Saturday, July 18, 2015

Flight Session #35 - First Nova FPV flight

While I have flown FPV with my little Hubsan X4 H107d, this is my first attempt at flying my Nova with any kind of 5.8ghz FPV.

I took it up to about 10 meters. While keeping it in Loiter and/or Alt-Hold ... I carefully flew around the field using only the tripod mounted FPV screen.

Since I got a new set of HK DIY FPV Version-2 Goggles, I mounted my old Version-1 Goggles to a tripod. No Fresnel lens is used and the black foam box makes a nice sun-shade.




I had an spare iPhone tripod mount, so I cut a piece of balsa-wood with similar dimensions. I used M3 nylon standoffs to attach it to the back of the LCD screen.


Good day of manual flying through 2 batteries.

Sunday, July 12, 2015

Auto-Mission 06

My longest Auto-Mission to date at nearly 1 mile. Around a school and church, with an interesting situation near the middle with some power-line towers. Winds were around 14mph (on ground ... even faster higher-up apparently) and HDOP was good at 1.5. This video is HD with sound (and looks best full-screen).


Only second flight with all 3 on-board radios going (915mhz, 2.4ghz, 5.8ghz). I did get some in-flight RSSI warnings when Nova was on other side of school, but I think it was because school was blocking antennas Line-of-Sight. I think I might need to install a different voice on either Tower or Taranis ... it's difficult to let exactly which device is warning me, and about which radio.

As you know, I was watching Nova's progress through the mission on Tower in real-time. Among other (more important) things, this provided my cues to change camera pitch-angle.

To prove it can do it, I again let the Auto-Mission complete and land by itself. It was actually a pretty fair landing and looks worse than it really was. After it landed, it just tipped over slightly (of course, no damage).

I have no PowerModule (and no way to easily add one to this Cheerson FC) ... so it's good to know about how far I can mission-fly on this 2700mah battery. Yes, audible on-board Low-Voltage-Alarm was sounding as Nova was landing this time.

Friday, July 10, 2015

Mounting FPV vTX

I needed a place to mount my Boscam 5.8ghz 200mW VideoTX. Since I was now splitting the 12v between gimbal and vTX, I thought it might be helpful to have a switch also. This panel mod easily attaches to under-side (using landing-gear thumb-screws). Section supports can be cut to triangles and face will still be sturdy.

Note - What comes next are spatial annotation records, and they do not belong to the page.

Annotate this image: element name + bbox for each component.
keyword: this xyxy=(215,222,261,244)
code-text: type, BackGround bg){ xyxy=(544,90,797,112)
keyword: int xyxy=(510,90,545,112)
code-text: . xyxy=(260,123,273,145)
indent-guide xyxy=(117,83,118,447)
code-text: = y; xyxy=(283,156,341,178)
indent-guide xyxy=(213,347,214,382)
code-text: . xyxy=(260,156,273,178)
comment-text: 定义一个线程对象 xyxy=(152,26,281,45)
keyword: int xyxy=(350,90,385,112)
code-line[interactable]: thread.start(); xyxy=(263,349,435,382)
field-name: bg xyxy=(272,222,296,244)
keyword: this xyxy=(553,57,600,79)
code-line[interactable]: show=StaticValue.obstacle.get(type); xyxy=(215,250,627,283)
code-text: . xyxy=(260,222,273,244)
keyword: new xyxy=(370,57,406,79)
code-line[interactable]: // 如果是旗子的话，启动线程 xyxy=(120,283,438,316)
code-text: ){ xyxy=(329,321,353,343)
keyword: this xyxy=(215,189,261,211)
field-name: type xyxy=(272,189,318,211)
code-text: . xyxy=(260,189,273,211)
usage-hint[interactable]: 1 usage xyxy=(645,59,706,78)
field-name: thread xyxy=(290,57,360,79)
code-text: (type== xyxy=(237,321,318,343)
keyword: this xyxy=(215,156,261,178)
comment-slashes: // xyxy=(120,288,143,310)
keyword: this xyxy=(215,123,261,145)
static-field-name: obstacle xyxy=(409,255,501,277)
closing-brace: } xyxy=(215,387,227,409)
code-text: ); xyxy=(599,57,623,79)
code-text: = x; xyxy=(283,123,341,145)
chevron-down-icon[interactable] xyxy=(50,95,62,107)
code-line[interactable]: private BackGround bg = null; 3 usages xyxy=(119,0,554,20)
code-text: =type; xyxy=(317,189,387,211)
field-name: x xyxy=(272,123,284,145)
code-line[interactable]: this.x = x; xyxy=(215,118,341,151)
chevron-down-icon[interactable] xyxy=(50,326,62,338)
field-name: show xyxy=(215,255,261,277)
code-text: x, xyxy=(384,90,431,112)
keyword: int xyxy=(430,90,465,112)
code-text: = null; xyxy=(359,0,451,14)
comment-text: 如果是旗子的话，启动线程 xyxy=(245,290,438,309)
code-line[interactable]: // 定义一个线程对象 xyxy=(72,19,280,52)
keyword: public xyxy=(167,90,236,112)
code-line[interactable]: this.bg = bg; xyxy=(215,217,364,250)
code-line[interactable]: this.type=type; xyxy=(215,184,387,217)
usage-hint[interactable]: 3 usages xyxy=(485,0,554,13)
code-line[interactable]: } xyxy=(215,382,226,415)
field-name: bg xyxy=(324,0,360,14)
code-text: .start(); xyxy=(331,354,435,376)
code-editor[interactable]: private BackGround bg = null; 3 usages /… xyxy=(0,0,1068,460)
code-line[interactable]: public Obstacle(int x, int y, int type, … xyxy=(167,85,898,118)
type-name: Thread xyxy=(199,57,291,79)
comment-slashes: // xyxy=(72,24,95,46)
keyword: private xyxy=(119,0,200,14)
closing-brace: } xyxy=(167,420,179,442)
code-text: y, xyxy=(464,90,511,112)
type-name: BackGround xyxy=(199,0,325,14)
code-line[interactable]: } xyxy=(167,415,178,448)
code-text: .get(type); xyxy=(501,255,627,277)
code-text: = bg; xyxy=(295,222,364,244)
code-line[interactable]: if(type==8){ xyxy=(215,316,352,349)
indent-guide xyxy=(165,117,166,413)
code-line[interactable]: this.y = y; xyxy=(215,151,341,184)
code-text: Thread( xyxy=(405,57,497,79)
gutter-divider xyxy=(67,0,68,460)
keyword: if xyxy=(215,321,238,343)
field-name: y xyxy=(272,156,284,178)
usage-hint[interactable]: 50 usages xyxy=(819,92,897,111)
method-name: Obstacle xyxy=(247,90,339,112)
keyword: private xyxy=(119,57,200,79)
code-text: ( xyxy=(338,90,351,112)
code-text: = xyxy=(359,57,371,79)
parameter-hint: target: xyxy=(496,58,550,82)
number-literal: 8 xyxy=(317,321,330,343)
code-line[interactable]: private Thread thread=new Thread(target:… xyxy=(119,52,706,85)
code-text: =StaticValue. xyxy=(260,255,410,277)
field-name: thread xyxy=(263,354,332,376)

Low-profile Mobius Mini-USB video cable (HK)
DPST Switch
Various male/female red JST plugs so it is easily removable.
Small Harbor-Freight parts box





Same basic idea should work on other frames. I'm leaving the small area directly behind gimbal free for a possible auxiliary 7.4v battery.

This is also a good pic of my new Landing Gear - Extended Rubber Feet. (see comparison)

Wednesday, July 8, 2015

Oh Puck, not again.

The Nova ended up on it's back again, and cracked the puck for the second time. Time to re-mount and re-orient compass-module.

I used Plastruct Solvent to glue white outer-shell back together and let dry over-night. Might as well save this plastic piece since it matches rest of body. Could have stopped there, but I think it needs to be sturdier. Inserted piece of wood with large heat-shrink on it in main hole ... it must fully fill it to keep epoxy from seeping-down. Mount lower puck to level surface so epoxy dries level. Filled puck with about 10ml of 30-minute epoxy (with added hobby fiberglass filler) to adequate level. After it dries over-night, epoxy surface is flat. Cut away tubing to reveal small hole for connector and cable.


The puck is now stiffer and sturdier. With drill-press, drilled small holes thru epoxy for mounting screws and compass hold-down strap.


Even with it mounted slightly forward (with foam tape), notice that compass chip is still perpendicular and parallel to quad center-line. In this orientation, I set parameters to:
COMPASS_EXTERNAL,1   (external compass)
COMPASS_ORIENT,2   (yaw compass 90 degrees)




MissionPlanner HUD would not show proper direction until after initial compass calibration. First calibration attempt was fast/clean but a poor -434, -21, -14. Second attempt was similar (results +/- 5%).  sats=8, hdop=1.8, 3min warm-up, AutoDec. This is prior to re-mounting compass Yawed 90 degrees. With this additional step, compass can stay mounted while puck is removed. It's also obvious that getting actual compass chip even slightly further away from metal (screws) is worth the effort (to get better compass calibration offset results).

Additionally, using de-magnetizer on metal screws and screwdriver got 400's of previous attempts down to low 200's.  Final working calibration was -37, -226, 135.  sats=8, hdop=3.4, AutoDec. All calibrations were done outside on deck with view of sky.

I might try nylon screws if I can find suitable ones, although, this setup is real sturdy.